Piovano also noted that the impulse indicators suggest more short -term setbacks – with the daily relative force index around the 42 region and the average directional index of about 37, which suggests that the current trend could be accumulating additional strength.
Economic indicator
FOMC minutes
The Federal Open Market Committee (FOMC) organizes eight meetings per year and reviews the financial and economic conditions to determine the appropriate position on monetary policy. It also evaluates existing risks on long -term price stability objectives and sustainable economic growth. The elders of the FOMC publishes them the Board of Governments of the Federal Reserve System And it is a clear guide on interest rates in the United States. A change in this report affects the volatility of the dollar. If the minutes show a firm perspective, this will be considered as bullish for the dollar.
Read more.
Next publication:
MIÉ APR 09, 2025 18:00
Frequency:
Irregular
Dear:
–
Previous:
–
Fountain:
Federal Reserve
The minutes of the Federal Open Market Committee (FOMC) are generally published three weeks after the day of the Policy Decision. Investors seek clues about policy perspectives in this publication along with the divided vote. It is likely that a bullish tone provides an impulse to the dollar, while a moderate posture is considered negative for the USD. It should be noted that market reaction to FOMC minutes could be delayed since the media do not have access to publication before launch, unlike the FOMC policy declaration.
Fed Faqs
The monetary policy of the United States is directed by the Federal Reserve (FED). The Fed has two mandates: to achieve prices stability and promote full employment. Its main tool to achieve these objectives is to adjust interest rates. When prices rise too quickly and inflation exceeds the objective of 2% set by the Federal Reserve, it rises interest rates, increasing the costs of loans throughout the economy. This translates into a strengthening of the US dollar (USD), since it makes the United States a more attractive place for international investors to place their money. When inflation falls below 2% or the unemployment rate is too high, the Federal Reserve can lower interest rates to foster indebtedness, which weighs on the green ticket.
The Federal Reserve (FED) celebrates eight meetings per year, in which the Federal Open Market Committee (FOMC) evaluates the economic situation and makes monetary policy decisions. The FOMC is made up of twelve officials of the Federal Reserve: the seven members of the Council of Governors, the president of the Bank of the Federal Reserve of New York and four of the eleven presidents of the regional banks of the Reserve, who exercise their positions for a year in a rotary form.

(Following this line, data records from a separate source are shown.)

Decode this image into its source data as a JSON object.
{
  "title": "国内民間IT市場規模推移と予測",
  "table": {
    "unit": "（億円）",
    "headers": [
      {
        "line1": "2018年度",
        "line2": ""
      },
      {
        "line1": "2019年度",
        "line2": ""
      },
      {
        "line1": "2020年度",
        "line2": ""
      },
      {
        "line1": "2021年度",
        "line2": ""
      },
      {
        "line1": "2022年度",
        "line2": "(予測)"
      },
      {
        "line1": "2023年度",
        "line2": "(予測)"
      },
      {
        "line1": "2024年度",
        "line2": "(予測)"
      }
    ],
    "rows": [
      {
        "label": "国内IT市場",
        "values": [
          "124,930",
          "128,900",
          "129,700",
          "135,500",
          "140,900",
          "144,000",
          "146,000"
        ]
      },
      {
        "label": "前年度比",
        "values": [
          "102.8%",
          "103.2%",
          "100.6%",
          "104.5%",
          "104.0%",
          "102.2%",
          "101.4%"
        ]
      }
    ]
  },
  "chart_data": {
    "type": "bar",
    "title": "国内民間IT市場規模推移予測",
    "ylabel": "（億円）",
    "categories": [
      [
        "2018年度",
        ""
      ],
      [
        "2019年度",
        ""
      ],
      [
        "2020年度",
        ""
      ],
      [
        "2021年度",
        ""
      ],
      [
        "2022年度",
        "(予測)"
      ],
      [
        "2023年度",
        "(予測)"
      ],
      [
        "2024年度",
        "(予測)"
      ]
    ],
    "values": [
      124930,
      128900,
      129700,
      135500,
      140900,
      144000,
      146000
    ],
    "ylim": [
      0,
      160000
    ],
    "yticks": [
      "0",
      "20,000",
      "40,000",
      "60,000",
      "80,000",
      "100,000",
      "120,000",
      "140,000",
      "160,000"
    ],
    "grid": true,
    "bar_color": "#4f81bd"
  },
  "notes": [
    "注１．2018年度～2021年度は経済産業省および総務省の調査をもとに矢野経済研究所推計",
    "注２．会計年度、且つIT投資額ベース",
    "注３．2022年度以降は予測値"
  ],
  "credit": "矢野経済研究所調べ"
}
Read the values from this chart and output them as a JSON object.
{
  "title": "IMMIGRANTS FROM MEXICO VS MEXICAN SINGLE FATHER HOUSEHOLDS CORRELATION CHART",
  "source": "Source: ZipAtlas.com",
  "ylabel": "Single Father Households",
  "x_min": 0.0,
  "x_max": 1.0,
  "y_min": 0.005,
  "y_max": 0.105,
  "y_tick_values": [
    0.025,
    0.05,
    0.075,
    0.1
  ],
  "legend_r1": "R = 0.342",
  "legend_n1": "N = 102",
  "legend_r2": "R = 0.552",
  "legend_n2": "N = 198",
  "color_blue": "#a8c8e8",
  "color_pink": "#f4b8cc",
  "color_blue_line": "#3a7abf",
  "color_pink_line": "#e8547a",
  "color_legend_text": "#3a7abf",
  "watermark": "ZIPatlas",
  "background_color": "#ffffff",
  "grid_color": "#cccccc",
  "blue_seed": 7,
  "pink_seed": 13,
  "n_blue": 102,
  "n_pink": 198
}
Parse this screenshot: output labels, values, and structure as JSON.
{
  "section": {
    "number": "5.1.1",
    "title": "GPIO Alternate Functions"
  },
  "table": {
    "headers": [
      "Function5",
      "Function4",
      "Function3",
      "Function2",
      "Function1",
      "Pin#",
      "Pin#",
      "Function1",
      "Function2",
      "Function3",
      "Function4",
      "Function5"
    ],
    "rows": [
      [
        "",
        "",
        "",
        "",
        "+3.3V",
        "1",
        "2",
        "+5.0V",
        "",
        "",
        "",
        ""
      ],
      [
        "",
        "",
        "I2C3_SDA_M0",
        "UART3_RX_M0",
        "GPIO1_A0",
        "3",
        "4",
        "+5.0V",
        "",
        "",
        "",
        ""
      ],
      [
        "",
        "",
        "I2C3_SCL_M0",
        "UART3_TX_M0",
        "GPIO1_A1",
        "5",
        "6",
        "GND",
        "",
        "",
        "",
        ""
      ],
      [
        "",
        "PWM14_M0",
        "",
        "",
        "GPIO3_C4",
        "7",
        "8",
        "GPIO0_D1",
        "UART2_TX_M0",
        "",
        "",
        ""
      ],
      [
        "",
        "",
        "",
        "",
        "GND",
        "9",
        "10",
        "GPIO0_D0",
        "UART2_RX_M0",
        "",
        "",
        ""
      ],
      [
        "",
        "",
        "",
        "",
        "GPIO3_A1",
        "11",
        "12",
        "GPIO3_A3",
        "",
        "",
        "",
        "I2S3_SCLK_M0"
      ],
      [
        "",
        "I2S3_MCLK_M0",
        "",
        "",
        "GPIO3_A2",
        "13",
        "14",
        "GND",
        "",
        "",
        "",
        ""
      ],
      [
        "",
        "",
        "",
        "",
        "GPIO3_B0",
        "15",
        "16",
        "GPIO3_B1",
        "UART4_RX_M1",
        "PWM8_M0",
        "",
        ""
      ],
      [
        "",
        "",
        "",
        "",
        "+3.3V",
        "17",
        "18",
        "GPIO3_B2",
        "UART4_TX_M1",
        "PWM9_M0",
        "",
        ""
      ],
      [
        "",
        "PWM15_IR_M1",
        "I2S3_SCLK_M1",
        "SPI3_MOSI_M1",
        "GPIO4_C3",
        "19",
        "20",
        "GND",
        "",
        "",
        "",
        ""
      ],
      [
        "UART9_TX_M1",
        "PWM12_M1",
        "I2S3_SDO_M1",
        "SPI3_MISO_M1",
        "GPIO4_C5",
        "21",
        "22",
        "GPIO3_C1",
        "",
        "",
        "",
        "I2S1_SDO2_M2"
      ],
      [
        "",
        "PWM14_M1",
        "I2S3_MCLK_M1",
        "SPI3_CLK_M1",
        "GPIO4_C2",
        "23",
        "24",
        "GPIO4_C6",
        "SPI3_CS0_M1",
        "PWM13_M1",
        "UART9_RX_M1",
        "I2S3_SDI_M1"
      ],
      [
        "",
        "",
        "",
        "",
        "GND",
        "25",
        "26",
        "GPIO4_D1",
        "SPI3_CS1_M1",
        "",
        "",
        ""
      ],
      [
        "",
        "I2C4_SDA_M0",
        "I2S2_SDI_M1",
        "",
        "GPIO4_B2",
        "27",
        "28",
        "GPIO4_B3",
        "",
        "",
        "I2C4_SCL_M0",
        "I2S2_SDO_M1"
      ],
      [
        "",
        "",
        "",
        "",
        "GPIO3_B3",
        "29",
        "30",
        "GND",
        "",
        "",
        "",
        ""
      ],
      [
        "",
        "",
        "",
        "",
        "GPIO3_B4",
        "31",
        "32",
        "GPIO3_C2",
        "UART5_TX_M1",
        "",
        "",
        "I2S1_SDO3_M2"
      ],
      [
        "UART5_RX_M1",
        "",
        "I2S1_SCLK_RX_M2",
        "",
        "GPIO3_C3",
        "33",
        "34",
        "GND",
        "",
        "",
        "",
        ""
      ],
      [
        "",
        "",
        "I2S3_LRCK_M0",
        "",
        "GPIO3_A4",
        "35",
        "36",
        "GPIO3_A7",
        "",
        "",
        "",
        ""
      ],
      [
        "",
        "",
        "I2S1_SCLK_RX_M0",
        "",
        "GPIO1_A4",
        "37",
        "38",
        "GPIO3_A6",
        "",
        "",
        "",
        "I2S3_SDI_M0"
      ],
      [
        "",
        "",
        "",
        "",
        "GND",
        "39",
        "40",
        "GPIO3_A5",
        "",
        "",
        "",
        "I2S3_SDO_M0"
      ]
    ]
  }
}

In extreme situations, the Federal Reserve can resort to a policy called Quantitative Easing (QE). The QE is the process by which the Fed substantially increases the flow of credit in a stuck financial system. It is a non -standard policy measure used during crises or when inflation is extremely low. It was the weapon chosen by the Fed during the great financial crisis of 2008. It is that the Fed prints more dollars and uses them to buy high quality bonds of financial institutions. The one usually weakens the US dollar.
The quantitative hardening (QT) is the inverse process to the QE, for which the Federal Reserve stops buying bonds from financial institutions and does not reinvote the capital of the bonds that it has in portfolio that they expire, to buy new bonds. It is usually positive for the value of the US dollar.
Source: Fx Street

I am Joshua Winder, a senior-level journalist and editor at World Stock Market. I specialize in covering news related to the stock market and economic trends. With more than 8 years of experience in this field, I have become an expert in financial reporting.